Riforma e investimenti

Il freno della giustizia

Bisogna invertire la rotta, per evitare che la (mala)giustizia blocchi ancora lo sviluppo

di Enrico Cisnetto - 15 dicembre 2019

“Causa che pende, causa che rende”, recita un vecchio proverbio su cui forse può sorridere qualche avvocato, ma non certo l’economia italiana paralizzata dalla giustizia lumaca. Il governo ha licenziato un disegno di legge delega di riforma del processo civile – con il passaggio da tre riti a uno, sanzioni a chi intraprende “cause temerarie” e una generale riduzione dei tempi – ma purtroppo, oltre ad essere lo strumento della delega per sua natura piuttosto lento, dopo dieci giorni sembra già finito nel dimenticatoio.

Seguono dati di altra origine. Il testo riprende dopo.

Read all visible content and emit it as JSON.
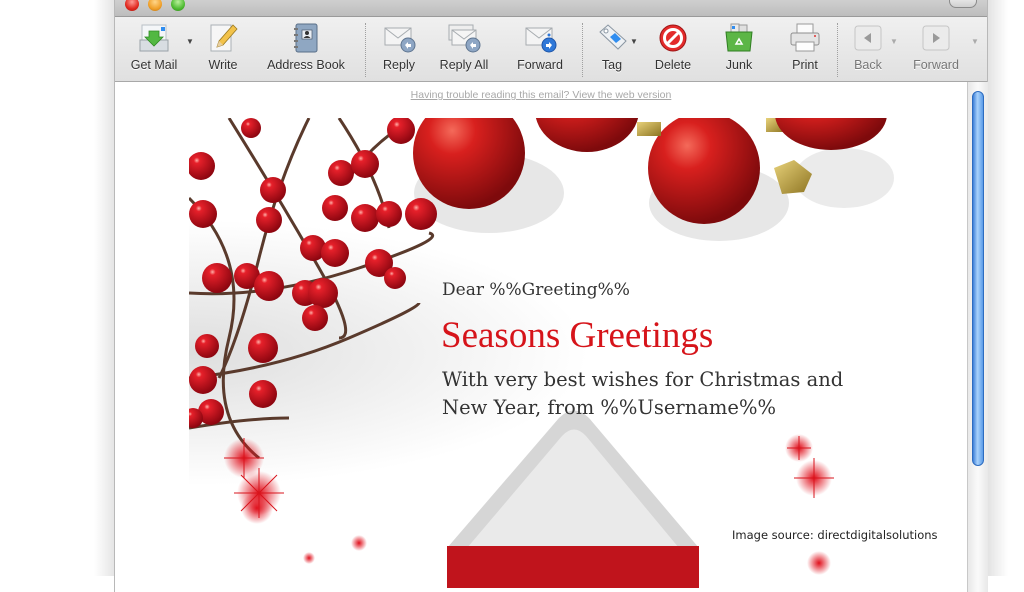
{
  "window": {
    "title_buttons": [
      "close",
      "minimize",
      "zoom"
    ]
  },
  "toolbar": {
    "items": [
      {
        "id": "get-mail",
        "label": "Get Mail",
        "icon": "inbox-download-icon",
        "has_menu": true,
        "enabled": true
      },
      {
        "id": "write",
        "label": "Write",
        "icon": "compose-pencil-icon",
        "has_menu": false,
        "enabled": true
      },
      {
        "id": "address-book",
        "label": "Address Book",
        "icon": "address-book-icon",
        "has_menu": false,
        "enabled": true
      },
      {
        "id": "reply",
        "label": "Reply",
        "icon": "reply-envelope-icon",
        "has_menu": false,
        "enabled": true
      },
      {
        "id": "reply-all",
        "label": "Reply All",
        "icon": "reply-all-envelope-icon",
        "has_menu": false,
        "enabled": true
      },
      {
        "id": "forward",
        "label": "Forward",
        "icon": "forward-envelope-icon",
        "has_menu": false,
        "enabled": true
      },
      {
        "id": "tag",
        "label": "Tag",
        "icon": "tag-icon",
        "has_menu": true,
        "enabled": true
      },
      {
        "id": "delete",
        "label": "Delete",
        "icon": "delete-no-entry-icon",
        "has_menu": false,
        "enabled": true
      },
      {
        "id": "junk",
        "label": "Junk",
        "icon": "junk-bin-icon",
        "has_menu": false,
        "enabled": true
      },
      {
        "id": "print",
        "label": "Print",
        "icon": "printer-icon",
        "has_menu": false,
        "enabled": true
      },
      {
        "id": "back",
        "label": "Back",
        "icon": "back-arrow-icon",
        "has_menu": true,
        "enabled": false
      },
      {
        "id": "nav-forward",
        "label": "Forward",
        "icon": "forward-arrow-icon",
        "has_menu": true,
        "enabled": false
      }
    ]
  },
  "email": {
    "web_version_link": "Having trouble reading this email? View the web version",
    "greeting": "Dear %%Greeting%%",
    "headline": "Seasons Greetings",
    "message": "With very best wishes for Christmas and New Year, from %%Username%%",
    "colors": {
      "headline": "#d6141a",
      "accent_red": "#c8141c"
    }
  },
  "caption": "Image source: directdigitalsolutions"
}
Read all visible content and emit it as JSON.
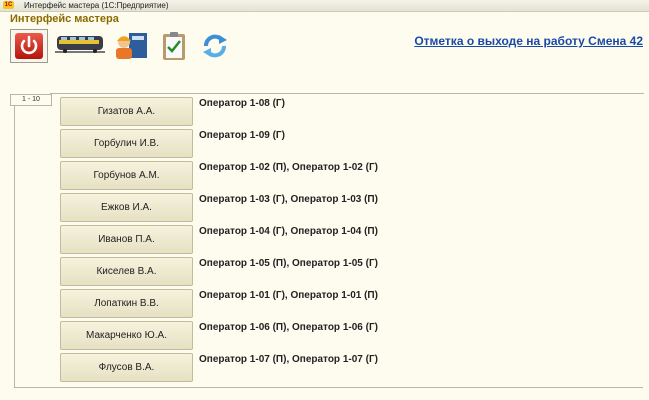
{
  "window": {
    "title": "Интерфейс мастера  (1С:Предприятие)",
    "app_icon": "1С"
  },
  "panel": {
    "title": "Интерфейс мастера"
  },
  "toolbar": [
    {
      "name": "power-icon"
    },
    {
      "name": "train-icon"
    },
    {
      "name": "worker-book-icon"
    },
    {
      "name": "clipboard-check-icon"
    },
    {
      "name": "refresh-icon"
    }
  ],
  "header_link": "Отметка о выходе на работу   Смена 42",
  "page_range": "1 - 10",
  "rows": [
    {
      "name": "Гизатов А.А.",
      "assignment": "Оператор 1-08 (Г)"
    },
    {
      "name": "Горбулич И.В.",
      "assignment": "Оператор 1-09 (Г)"
    },
    {
      "name": "Горбунов А.М.",
      "assignment": "Оператор 1-02 (П), Оператор 1-02 (Г)"
    },
    {
      "name": "Ежков И.А.",
      "assignment": "Оператор 1-03 (Г), Оператор 1-03 (П)"
    },
    {
      "name": "Иванов П.А.",
      "assignment": "Оператор 1-04 (Г), Оператор 1-04 (П)"
    },
    {
      "name": "Киселев В.А.",
      "assignment": "Оператор 1-05 (П), Оператор 1-05 (Г)"
    },
    {
      "name": "Лопаткин В.В.",
      "assignment": "Оператор 1-01 (Г), Оператор 1-01 (П)"
    },
    {
      "name": "Макарченко Ю.А.",
      "assignment": "Оператор 1-06 (П), Оператор 1-06 (Г)"
    },
    {
      "name": "Флусов В.А.",
      "assignment": "Оператор 1-07 (П), Оператор 1-07 (Г)"
    }
  ]
}
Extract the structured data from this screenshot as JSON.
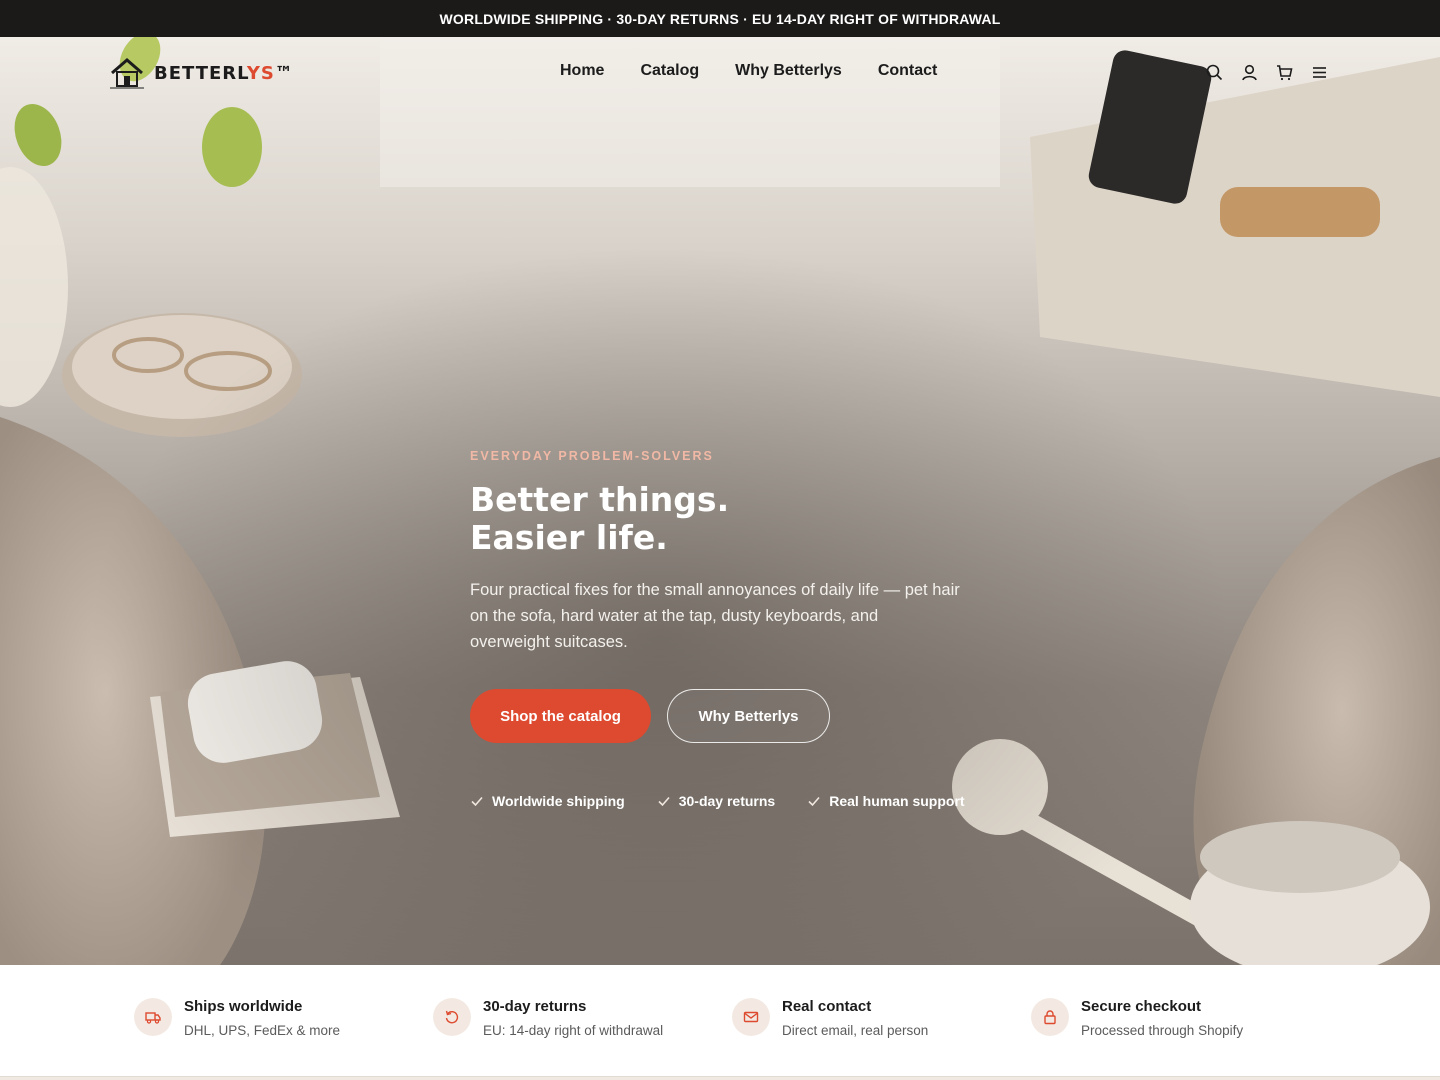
{
  "announcement": "WORLDWIDE SHIPPING · 30-DAY RETURNS · EU 14-DAY RIGHT OF WITHDRAWAL",
  "brand": {
    "name_main": "BETTERL",
    "name_accent": "YS",
    "name_tm": "™",
    "logo_icon": "house-icon"
  },
  "nav": {
    "items": [
      "Home",
      "Catalog",
      "Why Betterlys",
      "Contact"
    ]
  },
  "header_icons": [
    "search-icon",
    "account-icon",
    "cart-icon",
    "menu-icon"
  ],
  "hero": {
    "eyebrow": "EVERYDAY PROBLEM-SOLVERS",
    "title_line1": "Better things.",
    "title_line2": "Easier life.",
    "subtitle": "Four practical fixes for the small annoyances of daily life — pet hair on the sofa, hard water at the tap, dusty keyboards, and overweight suitcases.",
    "primary_cta": "Shop the catalog",
    "secondary_cta": "Why Betterlys",
    "checks": [
      "Worldwide shipping",
      "30-day returns",
      "Real human support"
    ]
  },
  "features": [
    {
      "icon": "truck-icon",
      "title": "Ships worldwide",
      "desc": "DHL, UPS, FedEx & more"
    },
    {
      "icon": "returns-icon",
      "title": "30-day returns",
      "desc": "EU: 14-day right of withdrawal"
    },
    {
      "icon": "mail-icon",
      "title": "Real contact",
      "desc": "Direct email, real person"
    },
    {
      "icon": "lock-icon",
      "title": "Secure checkout",
      "desc": "Processed through Shopify"
    }
  ],
  "colors": {
    "accent": "#dd4a2f",
    "announcement_bg": "#1b1a19",
    "eyebrow": "#f1b8a5",
    "feature_icon_bg": "#f3e9e2"
  }
}
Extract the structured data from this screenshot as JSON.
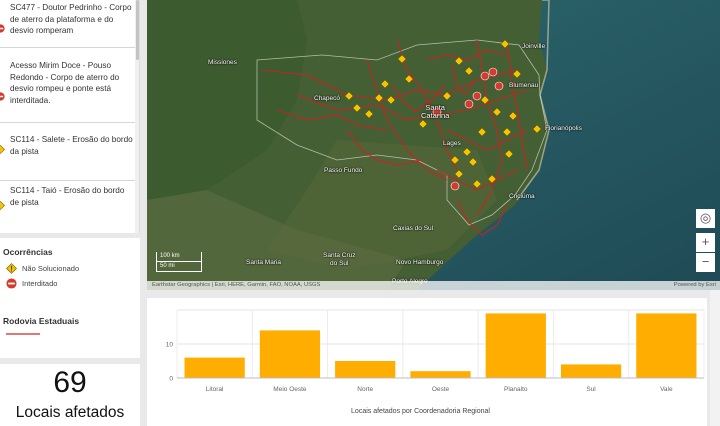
{
  "list": {
    "items": [
      {
        "text": "SC477 - Doutor Pedrinho - Corpo de aterro da plataforma e do desvio romperam",
        "status": "interditado"
      },
      {
        "text": "Acesso Mirim Doce - Pouso Redondo - Corpo de aterro do desvio rompeu e ponte está interditada.",
        "status": "interditado"
      },
      {
        "text": "SC114 - Salete - Erosão do bordo da pista",
        "status": "nao_solucionado"
      },
      {
        "text": "SC114 - Taió - Erosão do bordo de pista",
        "status": "nao_solucionado"
      }
    ]
  },
  "legend": {
    "title": "Ocorrências",
    "items": [
      {
        "label": "Não Solucionado",
        "icon": "warning-diamond-icon",
        "color": "#f5c400"
      },
      {
        "label": "Interditado",
        "icon": "no-entry-icon",
        "color": "#d63a2f"
      }
    ],
    "roads_title": "Rodovia Estaduais",
    "roads_color": "#e0787a"
  },
  "summary": {
    "value": "69",
    "label": "Locais afetados"
  },
  "map": {
    "places": [
      {
        "name": "Missiones",
        "big": false
      },
      {
        "name": "Joinville",
        "big": false
      },
      {
        "name": "Blumenau",
        "big": false
      },
      {
        "name": "Chapecó",
        "big": false
      },
      {
        "name": "Santa\nCatarina",
        "big": true
      },
      {
        "name": "Florianópolis",
        "big": false
      },
      {
        "name": "Lages",
        "big": false
      },
      {
        "name": "Passo Fundo",
        "big": false
      },
      {
        "name": "Criciúma",
        "big": false
      },
      {
        "name": "Caxias do Sul",
        "big": false
      },
      {
        "name": "Santa Maria",
        "big": false
      },
      {
        "name": "Santa Cruz\ndo Sul",
        "big": false
      },
      {
        "name": "Novo Hamburgo",
        "big": false
      },
      {
        "name": "Porto Alegre",
        "big": false
      }
    ],
    "scale_km": "100 km",
    "scale_mi": "50 mi",
    "attribution": "Earthstar Geographics | Esri, HERE, Garmin, FAO, NOAA, USGS",
    "powered_by": "Powered by Esri",
    "buttons": [
      {
        "name": "locate-button",
        "icon": "crosshair-icon",
        "glyph": "◎"
      },
      {
        "name": "zoom-in-button",
        "icon": "plus-icon",
        "glyph": "+"
      },
      {
        "name": "zoom-out-button",
        "icon": "minus-icon",
        "glyph": "−"
      }
    ]
  },
  "chart_data": {
    "type": "bar",
    "categories": [
      "Litoral",
      "Meio Oeste",
      "Norte",
      "Oeste",
      "Planalto",
      "Sul",
      "Vale"
    ],
    "values": [
      6,
      14,
      5,
      2,
      19,
      4,
      19
    ],
    "xlabel": "Locais afetados por Coordenadoria Regional",
    "ylabel": "",
    "ylim": [
      0,
      20
    ],
    "yticks": [
      0,
      10
    ],
    "bar_color": "#ffad00",
    "grid": true
  }
}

Eppure, lo scenario disastroso suggerirebbe un altro approccio. Solo nel 2018 i processi protratti oltre i limiti della ragionevole durata (tre anni in primo grado, due in l’appello, uno in Cassazione) erano saliti a 968 mila dei quali 345 mila nel penale e 623 mila nel civile. Soprattutto, si azzarda la cancellazione della prescrizione, dimenticando che l’80% dei processi si conclude senza nemmeno arrivare al primo grado (condannando così l’inquisito ad anni di attesa e pubblico ludibrio) e che i tempi dei procedimenti continuano ad essere troppo alti prima di tutto nel civile, settore fondamentale per le imprese. In media, infatti, un’azienda deve aspettare 1.120 giorni per rientrare di un credito, a fronte dei circa 500 giorni in Spagna e Germania. Ci dice la Commissione europea che per arrivare al primo grado si contano in media 514 giorni, contro i 282 degli spagnoli e i 196 dei tedeschi. In pratica, a noi serve il doppio del tempo per regolare un contenzioso, rendendo qualunque transazione commerciale più rischiosa, qualunque investimento più incerto, ogni impresa più aleatoria. Di conseguenza, economia bloccata e crescita strozzata.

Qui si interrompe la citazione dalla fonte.